The divestments would also feed into a larger shakeout of the pharma industry, whose major players are in the midst of a series of asset sales and swaps to better focus on the types of medicines that will bring them the most growth. That logic has fueled Pfizer Inc’s (PFE.N) $106 billion unsolicited takeover bid for AstraZeneca (AZN.L) and a $20 billion swap between Novartis and GlaxoSmithKline (GSK.L).
Merck drugs likely to be sold include blood pressure treatments Cozaar and Hyzaar, with combined sales of $1 billion last year; cholesterol fighter Zocor, with sales of $301 million, and hair growth drug Propecia, with sales of $283 million.
Sales of Abbott’s aging drugs, which it calls “established pharmaceuticals,” fell 3 percent last year to $4.97 billion, irking many investors.

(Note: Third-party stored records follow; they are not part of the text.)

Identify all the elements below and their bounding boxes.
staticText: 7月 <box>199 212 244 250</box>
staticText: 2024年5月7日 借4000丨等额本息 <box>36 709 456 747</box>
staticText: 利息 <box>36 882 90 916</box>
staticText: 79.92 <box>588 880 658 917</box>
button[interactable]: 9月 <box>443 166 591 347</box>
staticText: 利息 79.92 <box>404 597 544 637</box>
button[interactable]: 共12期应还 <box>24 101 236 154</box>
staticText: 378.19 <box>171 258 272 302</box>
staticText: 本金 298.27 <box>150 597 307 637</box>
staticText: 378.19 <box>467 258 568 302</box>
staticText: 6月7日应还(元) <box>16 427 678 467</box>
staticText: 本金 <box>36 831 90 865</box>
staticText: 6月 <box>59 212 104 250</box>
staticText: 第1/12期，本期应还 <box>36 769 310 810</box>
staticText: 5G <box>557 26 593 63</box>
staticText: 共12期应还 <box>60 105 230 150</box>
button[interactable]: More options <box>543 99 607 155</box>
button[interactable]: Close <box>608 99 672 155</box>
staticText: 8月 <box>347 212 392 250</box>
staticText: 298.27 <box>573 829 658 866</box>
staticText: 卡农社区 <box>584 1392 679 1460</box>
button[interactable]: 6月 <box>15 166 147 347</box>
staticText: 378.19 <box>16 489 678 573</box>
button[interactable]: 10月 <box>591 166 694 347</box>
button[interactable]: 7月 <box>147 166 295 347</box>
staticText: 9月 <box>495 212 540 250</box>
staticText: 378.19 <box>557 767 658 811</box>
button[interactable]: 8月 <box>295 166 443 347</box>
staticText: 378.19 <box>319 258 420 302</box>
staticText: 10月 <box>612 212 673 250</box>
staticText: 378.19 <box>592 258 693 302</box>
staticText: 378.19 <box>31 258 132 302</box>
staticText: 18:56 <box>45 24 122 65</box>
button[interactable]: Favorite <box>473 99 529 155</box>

When GSK reported quarterly financial results on Wednesday, it announced separate results for its established products division. Pfizer on Monday is expected to do the same, as a possible prelude to eventually divesting its mature drugs.

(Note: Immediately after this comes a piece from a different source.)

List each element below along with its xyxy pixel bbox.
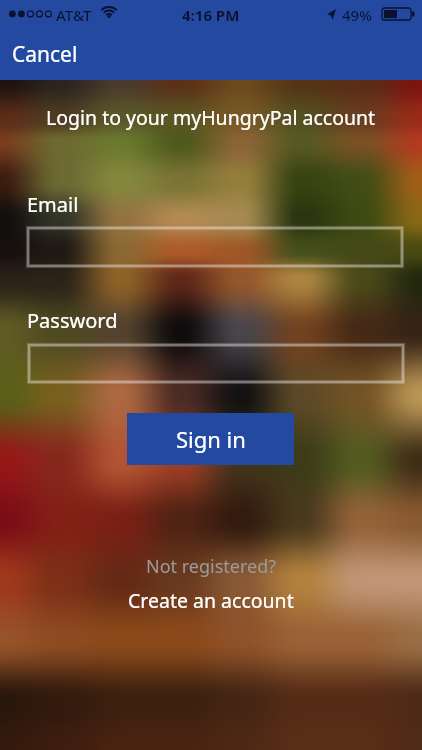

GSK last September sold two blood clot medicines that are branded generics, Arixtra and Fraxiparine, and a related factory, to South Africa’s Aspen Pharmacare for $1.1 billion, as part of its strategy to focus on growth products.
“You should not be surprised if we were able to transact a disposal of some of that established product portfolio in the next year or two,” Chief Executive Andrew Witty told reporters last week. “That is not part of our future.”
Pfizer, which recently spun off its animal health and infant formula businesses, is considering whether to divest its own established products unit, which includes hundreds of off-patent drugs and ones that will soon lose patent protection.
Some analysts say an AstraZeneca purchase would allow Pfizer to combine the mature drugs divisions of both for a more significant sale or spin-off.
But Pfizer has said it would not be able to divest the unit until 2017, following a review of its financial performance. It is one of the company’s three main businesses, and with revenue of $9.46 billion last year, it generated 18 percent of total Pfizer sales.
There are clear risks for Merck, Sanofi and others, however, in concentrating their bets so much more heavily on the success of new medicines
“Being more focused cuts both ways: your successes are magnified, but if you have failures, you feel them more when you have a less-diverse business,” said Edward Jones analyst Judson Clark.